Just briefly: in practice, stabilization improves your ability to see detail in low light rather dramatically. This is especially evident when there is so little light that seeing any colors is no longer possible. I have often experienced that only after switching the stabilization on I see that an image I had tried to focus to the best of my ability was in fact still far out of focus. I think that in low light our ability to "pick out detail" not only becomes less as far as the size of the detail visible, but also "slower" as far as the time needed to register it, and it is in the latter department that IS helps tremendously.

Kimmo
 
kabsetz said:
I think that in low light our ability to "pick out detail" not only becomes less as far as the size of the detail visible, but also "slower" as far as the time needed to register it, and it is in the latter department that IS helps tremendously.

Kimmo

Tell that to the hunters who think that they need 12x binoculars and don't belive that a 7x or 8x30 will do the job.
 
That is pretty neat, Kimmo.

Luca, I never did understand that need for high power with hunting. Maybe in the scope, sure. If you ran a survey, would you find anybody hunting with 7x?
 
Luca said:
7x42 seems quite popular with Central Europe hunters. In North America, far less.

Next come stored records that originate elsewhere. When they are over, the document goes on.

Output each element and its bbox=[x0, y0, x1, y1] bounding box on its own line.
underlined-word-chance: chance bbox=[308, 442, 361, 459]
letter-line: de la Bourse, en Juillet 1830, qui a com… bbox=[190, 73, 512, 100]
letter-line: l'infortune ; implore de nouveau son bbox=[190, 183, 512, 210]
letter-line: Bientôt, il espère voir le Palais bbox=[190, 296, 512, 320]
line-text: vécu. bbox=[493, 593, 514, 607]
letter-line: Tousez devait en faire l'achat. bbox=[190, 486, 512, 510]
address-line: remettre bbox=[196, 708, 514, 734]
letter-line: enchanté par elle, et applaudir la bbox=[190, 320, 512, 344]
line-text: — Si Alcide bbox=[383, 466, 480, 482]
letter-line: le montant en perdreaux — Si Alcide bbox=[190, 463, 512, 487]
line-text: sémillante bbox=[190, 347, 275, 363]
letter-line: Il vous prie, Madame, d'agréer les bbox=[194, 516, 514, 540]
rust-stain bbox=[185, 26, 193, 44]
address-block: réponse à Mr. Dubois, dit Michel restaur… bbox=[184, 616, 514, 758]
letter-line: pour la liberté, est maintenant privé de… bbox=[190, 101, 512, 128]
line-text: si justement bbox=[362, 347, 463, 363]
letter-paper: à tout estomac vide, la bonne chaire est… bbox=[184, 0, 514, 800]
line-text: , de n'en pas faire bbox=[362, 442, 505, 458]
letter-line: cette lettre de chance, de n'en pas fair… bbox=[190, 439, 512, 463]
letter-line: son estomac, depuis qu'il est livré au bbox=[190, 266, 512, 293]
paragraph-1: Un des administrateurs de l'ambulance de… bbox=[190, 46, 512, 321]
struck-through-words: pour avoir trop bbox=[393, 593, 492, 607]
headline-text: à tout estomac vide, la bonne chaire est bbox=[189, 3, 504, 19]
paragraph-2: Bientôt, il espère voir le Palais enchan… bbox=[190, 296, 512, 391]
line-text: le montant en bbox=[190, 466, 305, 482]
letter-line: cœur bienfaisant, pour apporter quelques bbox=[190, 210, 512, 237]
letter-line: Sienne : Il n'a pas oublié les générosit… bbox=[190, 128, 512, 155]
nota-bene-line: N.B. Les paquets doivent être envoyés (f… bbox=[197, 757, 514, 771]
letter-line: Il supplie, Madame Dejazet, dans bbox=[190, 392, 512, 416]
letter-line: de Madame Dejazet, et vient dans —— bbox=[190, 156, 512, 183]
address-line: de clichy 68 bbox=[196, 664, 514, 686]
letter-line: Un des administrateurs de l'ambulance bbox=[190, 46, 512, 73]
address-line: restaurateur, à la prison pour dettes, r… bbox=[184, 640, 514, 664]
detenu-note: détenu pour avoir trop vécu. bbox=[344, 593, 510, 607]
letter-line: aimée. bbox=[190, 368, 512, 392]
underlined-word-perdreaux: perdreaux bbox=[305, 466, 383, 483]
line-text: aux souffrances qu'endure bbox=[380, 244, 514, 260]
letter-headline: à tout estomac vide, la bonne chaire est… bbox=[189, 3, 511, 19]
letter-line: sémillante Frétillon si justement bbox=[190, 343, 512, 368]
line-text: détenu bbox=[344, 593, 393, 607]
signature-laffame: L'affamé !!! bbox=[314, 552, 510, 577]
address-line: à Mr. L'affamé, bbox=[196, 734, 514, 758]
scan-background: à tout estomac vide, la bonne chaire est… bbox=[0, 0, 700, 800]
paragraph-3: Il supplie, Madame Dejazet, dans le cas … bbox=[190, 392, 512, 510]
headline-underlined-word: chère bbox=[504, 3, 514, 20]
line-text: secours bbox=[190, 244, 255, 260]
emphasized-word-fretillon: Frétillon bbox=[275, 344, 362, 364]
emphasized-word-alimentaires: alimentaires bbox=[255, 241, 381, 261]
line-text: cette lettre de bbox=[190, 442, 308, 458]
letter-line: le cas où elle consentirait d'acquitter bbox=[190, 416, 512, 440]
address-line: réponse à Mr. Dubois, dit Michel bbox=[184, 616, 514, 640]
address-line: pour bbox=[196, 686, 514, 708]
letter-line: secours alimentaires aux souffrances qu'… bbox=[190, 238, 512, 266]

Not really. The hunters around here are almost all very traditional type of guys. Almost every hunter here uses an 8x56 no matter of his age or eye capability. The 8x56 Zeiss ClassiC (the former Dialyt) is still the most widespreaded binocular among the hunting croud. I guess this bin must be the most selling one of all times.

Steve
 
Eetundra,

That would depend on what you are viewing. I have used the 10x30, only briefly and never in low light, so I cannot comment on that model specifically. However, I have used the 15x50 IS and the 10x42 IS, both of which I have compared to several top-end 10x42 models. The adavantage of both IS binoculars over non-IS models in low light was far from subtle, and if I were to extrapolate from these experiences, I would predict that the 10x30 IS would be better than a 10x42 non-IS in low light for most low-light viewing, except perhaps for cases where trying to distinguish colors at light levels where colors are barely perceptible, since there the extra light gathering and better light transmission of the very best conventional binoculars would matter the mots.